A delegation of Joint List Arab lawmakers is utilizing the Knesset’s summer recess to slander Israel abroad. This time their arrows are aimed at Basic Law: Israel as the nation-state of the Jewish people, and their arsenal includes a bevy of lies and libels.
It’s a little ironic that Arab lawmakers are concentrating their propaganda campaign in European Union bodies, the same union comprising member states that self-define as nation-states similar to Israel. Knesset member Ahmad Tibi and his cohort, however, won’t let the facts confuse them or the people sitting across from them in meetings. They are presenting the law as discriminatory and racist, and obscuring its true content.
Although the new nation-state law doesn’t distinguish between Jewish and Arab citizens in any way, Tibi has no qualms labeling it “apartheid legislation.” He is misleading his European audience, feeding them half-truths and painting a heart-rending picture: different roads for Jews and Arabs (as a matter of fact, some of the roads leading into Area A in Judea and Samaria are off-limits to Jews); separate courts for Jews and Arabs (despite the fact that Israeli courts are open to Arabs, even those without residency status in Israel or Judea and Samaria); demolitions of Arab homes (as if illegally built Jewish homes aren’t demolished as well and far more efficiently).
Of course, they’re also throwing in the classic historical lie (“Arabs were here before the Jews”), and you get a full picture of the briefings taking place in E.U. hallways courtesy of our Arab MKs.

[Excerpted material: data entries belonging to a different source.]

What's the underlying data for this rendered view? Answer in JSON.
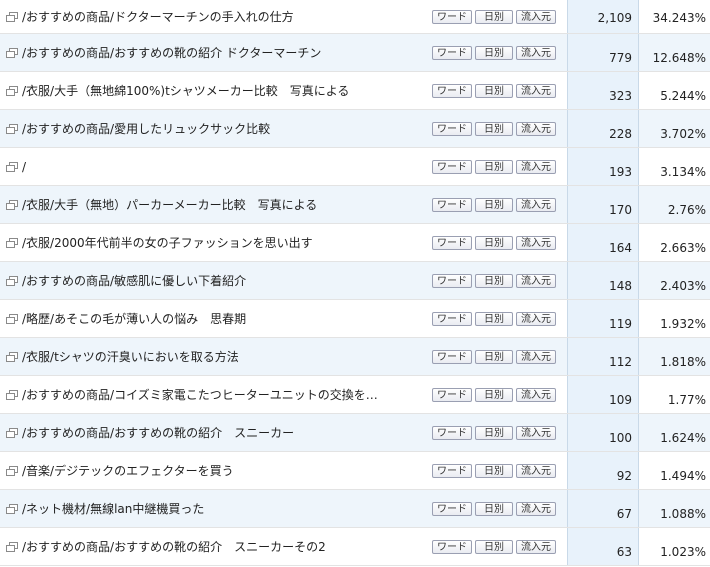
{
  "buttons": {
    "words": "ワード",
    "daily": "日別",
    "source": "流入元"
  },
  "rows": [
    {
      "path": "/おすすめの商品/ドクターマーチンの手入れの仕方",
      "count": "2,109",
      "pct": "34.243%"
    },
    {
      "path": "/おすすめの商品/おすすめの靴の紹介 ドクターマーチン",
      "count": "779",
      "pct": "12.648%"
    },
    {
      "path": "/衣服/大手（無地綿100%)tシャツメーカー比較　写真による",
      "count": "323",
      "pct": "5.244%"
    },
    {
      "path": "/おすすめの商品/愛用したリュックサック比較",
      "count": "228",
      "pct": "3.702%"
    },
    {
      "path": "/",
      "count": "193",
      "pct": "3.134%"
    },
    {
      "path": "/衣服/大手（無地）パーカーメーカー比較　写真による",
      "count": "170",
      "pct": "2.76%"
    },
    {
      "path": "/衣服/2000年代前半の女の子ファッションを思い出す",
      "count": "164",
      "pct": "2.663%"
    },
    {
      "path": "/おすすめの商品/敏感肌に優しい下着紹介",
      "count": "148",
      "pct": "2.403%"
    },
    {
      "path": "/略歴/あそこの毛が薄い人の悩み　思春期",
      "count": "119",
      "pct": "1.932%"
    },
    {
      "path": "/衣服/tシャツの汗臭いにおいを取る方法",
      "count": "112",
      "pct": "1.818%"
    },
    {
      "path": "/おすすめの商品/コイズミ家電こたつヒーターユニットの交換を…",
      "count": "109",
      "pct": "1.77%"
    },
    {
      "path": "/おすすめの商品/おすすめの靴の紹介　スニーカー",
      "count": "100",
      "pct": "1.624%"
    },
    {
      "path": "/音楽/デジテックのエフェクターを買う",
      "count": "92",
      "pct": "1.494%"
    },
    {
      "path": "/ネット機材/無線lan中継機買った",
      "count": "67",
      "pct": "1.088%"
    },
    {
      "path": "/おすすめの商品/おすすめの靴の紹介　スニーカーその2",
      "count": "63",
      "pct": "1.023%"
    }
  ]
}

According to Tibi, ratifying the Jewish collective’s right to self-determination violates the civil rights of the country’s Arab residents. This is simply a lie. Arabs have the right to self-determination in more than 20 countries, yet lo and behold—none of them are free and democratic and in each one regular Arab citizens (let alone minorities) lack basic civil rights. In Israel, on the other hand, every citizen’s individual rights, regardless of nationality or religion, are protected and anchored in both law and practice. Even when Tibi laments “the harm to the Arabic language” he’s lying. The nation-state law explicitly preserves its practical social status. Tibi’s fellow Arabs living in Europe can only dream of a similar status for their language.

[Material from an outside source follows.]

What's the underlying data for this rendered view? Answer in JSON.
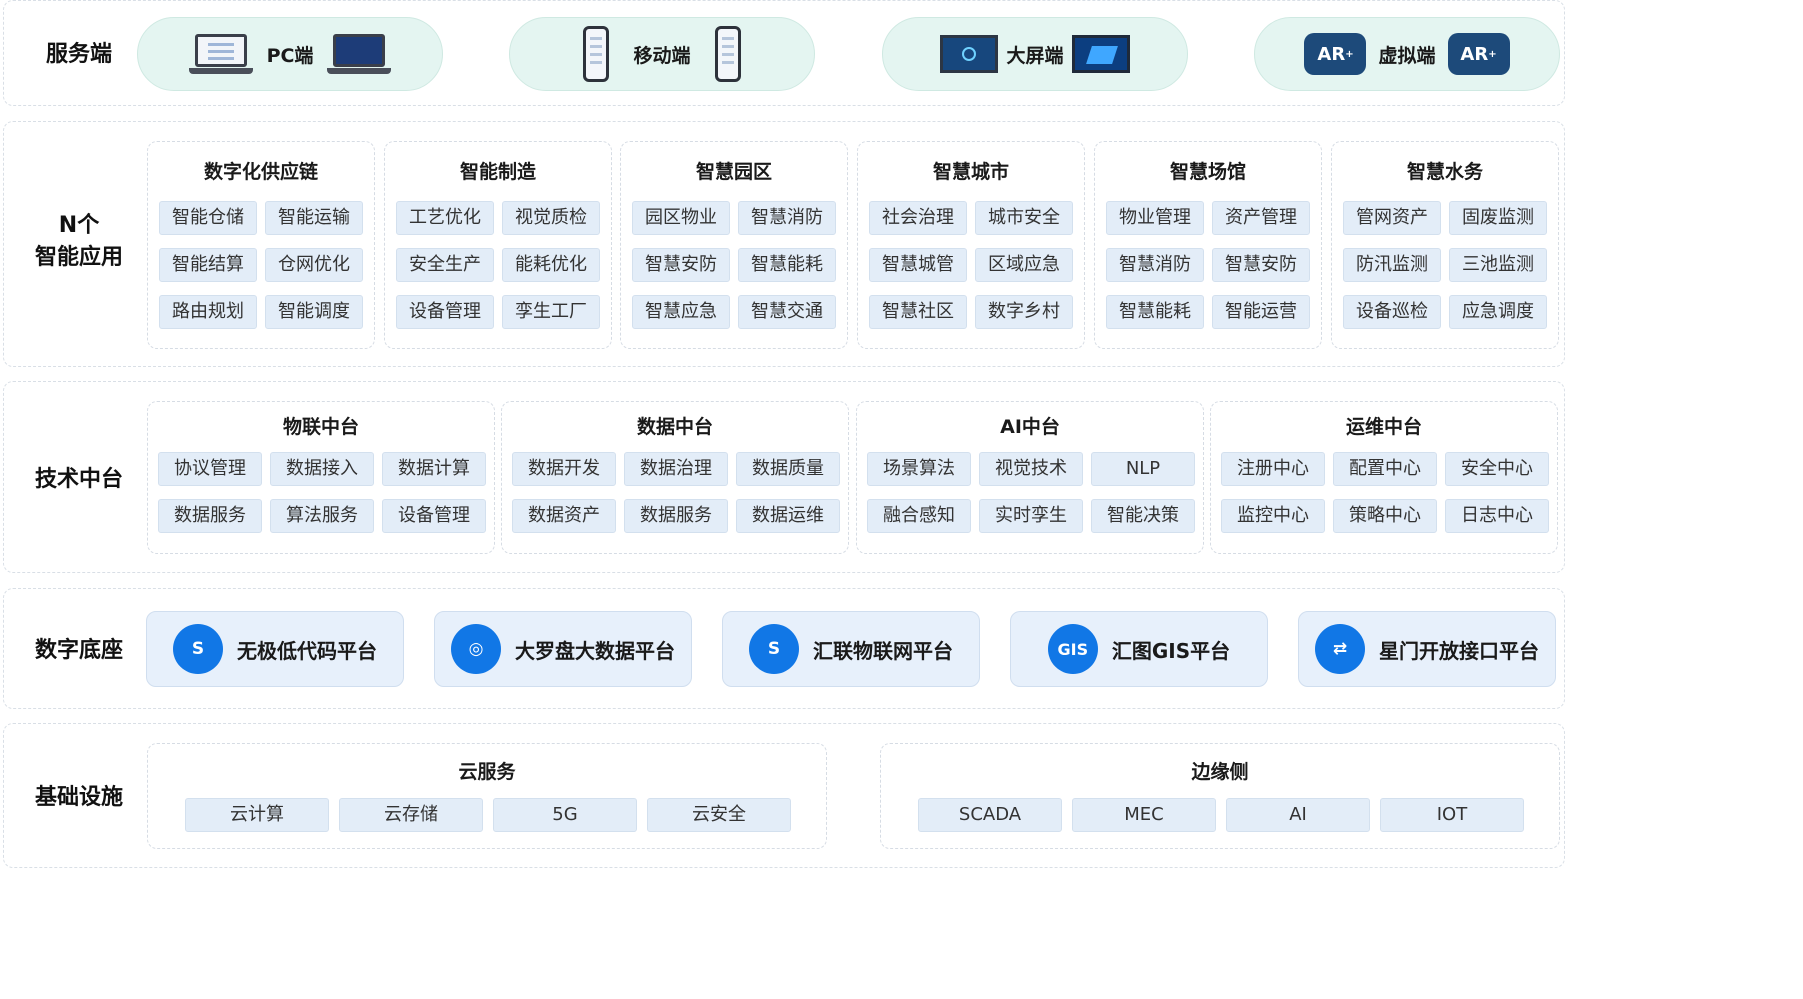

Tibi is also spicing his concoction of fabrications with a speck of conspiracy theory, claiming that the Trump administration prodded Israel to pass the law. Yasser Arafat’s former adviser knows that when slandering Jews, a conspiracy theory always helps, thus he isn’t squandering this opportunity to ride the wave of animosity that some European elites harbor towards the U.S. president.
What’s worse, Tibi and his associates are calling for sanctions against Israel, arguing that Israel as a Jewish state is an illegitimate entity. To be sure, his ambitions have no chance to be realized, but it doesn’t lessen the gravity of his attempt to harm the state along with each and every one of us. Those who are supposed to be serving the Israeli public are brazenly working to harm it by cynically exploiting their status as members of Knesset. They are blatantly crossing red lines customary in democracies, and their actions pose a reverberating question about their place in Israeli society.
Ariel Bolstein is the founder of the Israel advocacy organization Faces of Israel.